M.K. : Je viens des montagnes où il n’y a pas trop de déforestation. Sur les côtes, depuis le tournage, il y a eu des progrès, notamment grâce à l’action de Gary Juffa, gouverneur de la province d’Oro. Il a fait complètement interdire l’exploitation forestière dans sa province et surtout il a initié un mouvement général qui s’appelle « Take back PNG » (Récupérons la Papouasie), qui, entre autres, lutte contre les compagnies qui pillent le pays sans contreparties pour son développement. Grâce à cela, on est passé de 300 compagnies forestières à seulement 50 aujourd’hui. Et les lois censées favoriser le développement du pays, qui permettaient au gouvernement de décider à la place des propriétaires terriens du sort de leurs terres, ont montré leur échec complet et ont été abrogées. 

Que vous apportent les rencontres avec les enfants ? Qu’espérez-vous leur transmettre avec vos livres ?

Mundiya Kepanga : Je tiens à préciser que je n’ai fait que raconter mes histoires. C’est Marc Dozier qui a écrit et illustré les livres avec ses photos.  Quand je suis venu en France pour la première fois en 2003, je me suis rendu compte que vous faisiez commerce de tout, même de votre culture et de votre histoire. Cela m’a inspiré : moi aussi j’ai une culture, un pays merveilleux à faire connaître ! C’est comme ça que sont nés les livres. Et j’ai aussi créé une maison d’hôtes où je vous accueillerai avec plaisir ! Avec ces livres, ces rencontres, j’espère planter des graines dans l’esprit de la jeunesse et que cela germera.  J’espère faire des enfants mes ambassadeurs !

Quels sont vos projets pour l’avenir ? 

M.K. : Nous allons tourner un autre film, qui proposera cette fois des solutions et des alternatives à la déforestation. 

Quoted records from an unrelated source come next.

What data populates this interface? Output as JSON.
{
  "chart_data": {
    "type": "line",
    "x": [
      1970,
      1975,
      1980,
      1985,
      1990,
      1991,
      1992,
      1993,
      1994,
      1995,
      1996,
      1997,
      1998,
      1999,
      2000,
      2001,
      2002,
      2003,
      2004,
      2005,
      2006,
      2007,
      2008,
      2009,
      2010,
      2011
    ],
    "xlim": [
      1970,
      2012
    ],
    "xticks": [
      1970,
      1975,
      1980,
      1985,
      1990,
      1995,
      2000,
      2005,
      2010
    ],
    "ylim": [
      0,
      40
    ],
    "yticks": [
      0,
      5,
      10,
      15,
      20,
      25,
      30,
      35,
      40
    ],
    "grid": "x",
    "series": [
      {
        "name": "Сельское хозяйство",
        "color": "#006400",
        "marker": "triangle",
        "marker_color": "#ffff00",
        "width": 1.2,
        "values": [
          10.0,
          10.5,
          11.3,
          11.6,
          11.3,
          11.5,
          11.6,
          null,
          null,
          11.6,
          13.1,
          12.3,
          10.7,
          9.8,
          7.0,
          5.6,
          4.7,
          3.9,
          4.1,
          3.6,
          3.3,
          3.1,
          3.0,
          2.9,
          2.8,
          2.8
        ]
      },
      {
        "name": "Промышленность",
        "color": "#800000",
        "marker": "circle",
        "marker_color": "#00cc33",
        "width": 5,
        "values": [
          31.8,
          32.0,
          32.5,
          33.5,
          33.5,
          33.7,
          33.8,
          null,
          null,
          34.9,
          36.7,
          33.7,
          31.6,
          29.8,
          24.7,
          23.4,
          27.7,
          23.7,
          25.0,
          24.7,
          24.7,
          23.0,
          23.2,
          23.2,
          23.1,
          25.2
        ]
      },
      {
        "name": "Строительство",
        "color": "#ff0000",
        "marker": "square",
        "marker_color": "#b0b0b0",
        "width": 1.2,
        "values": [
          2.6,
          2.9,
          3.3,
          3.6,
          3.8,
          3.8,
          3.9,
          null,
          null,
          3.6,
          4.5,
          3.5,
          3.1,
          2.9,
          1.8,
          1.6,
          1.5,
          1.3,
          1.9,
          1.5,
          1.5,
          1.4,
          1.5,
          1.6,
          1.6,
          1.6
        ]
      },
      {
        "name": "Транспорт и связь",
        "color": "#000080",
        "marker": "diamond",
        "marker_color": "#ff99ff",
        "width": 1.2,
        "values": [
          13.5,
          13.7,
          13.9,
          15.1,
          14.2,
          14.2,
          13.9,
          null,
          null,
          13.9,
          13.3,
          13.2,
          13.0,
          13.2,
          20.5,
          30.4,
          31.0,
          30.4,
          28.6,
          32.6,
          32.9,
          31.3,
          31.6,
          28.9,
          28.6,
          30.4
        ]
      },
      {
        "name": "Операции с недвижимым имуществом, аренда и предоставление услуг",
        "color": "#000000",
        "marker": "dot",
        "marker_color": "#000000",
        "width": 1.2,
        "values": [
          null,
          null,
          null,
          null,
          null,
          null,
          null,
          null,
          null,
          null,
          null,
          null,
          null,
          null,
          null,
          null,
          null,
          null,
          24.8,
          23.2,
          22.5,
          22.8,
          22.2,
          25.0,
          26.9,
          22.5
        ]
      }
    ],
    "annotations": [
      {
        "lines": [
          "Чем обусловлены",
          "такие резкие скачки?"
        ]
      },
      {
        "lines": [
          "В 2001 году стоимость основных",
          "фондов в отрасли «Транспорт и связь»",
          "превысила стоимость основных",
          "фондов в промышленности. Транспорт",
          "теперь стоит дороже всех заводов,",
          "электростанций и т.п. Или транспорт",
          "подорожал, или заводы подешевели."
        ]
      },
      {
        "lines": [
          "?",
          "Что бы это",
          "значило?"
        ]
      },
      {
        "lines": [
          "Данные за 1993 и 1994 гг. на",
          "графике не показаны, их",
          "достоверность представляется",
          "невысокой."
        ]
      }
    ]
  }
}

Arbres d’ici, arbres d’ailleurs, agir là-bas, agir ici 

 

C’est grâce à sa rencontre avec le photographe Marc Dozier en 2001 que Mundiya Kepanga a pu tisser des liens forts avec notre pays. Ensemble ils ont réalisé deux films –  L’Exploration Inversée et Frères des arbres – et édité plusieurs ouvrages.  Il était de retour à Villefranche début juin, après une première visite en 2019, à l’initiative de Virginie Schietse documentaliste à Claude Bernard, en collaboration avec la Médiathèque, Olivier Mandon, adjoint au maire pour le développement durable, et le cinéma Les 400 Coups.  

 

Pour préparer sa venue, un projet pédagogique transversal à toute la cité scolaire, intitulé « Arbres d’ici, arbres d’ailleurs, agir là-bas, agir ici », a été monté autour de la sensibilisation à l’environnement, à la déforestation, et le rapport à l’Autre et la différence de culture. Plusieurs disciplines se sont impliquées : SVT, français, anglais, histoire géographie, sciences économique et sociales et même mathématiques, puisqu’une classe de collège a travaillé, entre autres, la géométrie à partir des masques traditionnels papous ! En cours de français, les élèves ont réalisé de minuscules livres (2 x 3 cm) pour raconter en images notre culture. Suffisamment petits pour que Mundiya Kepanga puisse les ramener dans son village où il rêve d’avoir une bibliothèque, lui qui ne sait ni lire ni écrire….

 

Le projet comprenait évidemment un volet important sur le parc-arboretum du lycée, inaccessible plusieurs années à cause de travaux et enfin rendus aux élèves l’automne dernier : travail d’identification des arbres, préservation de la zone de biodiversité créée lors de la première venue de Mundiya Kepanga, création d’une haie sèche pour attirer oiseaux et autres petits animaux… Et bien sûr plantation d’un arbre – de judée – avec son aide.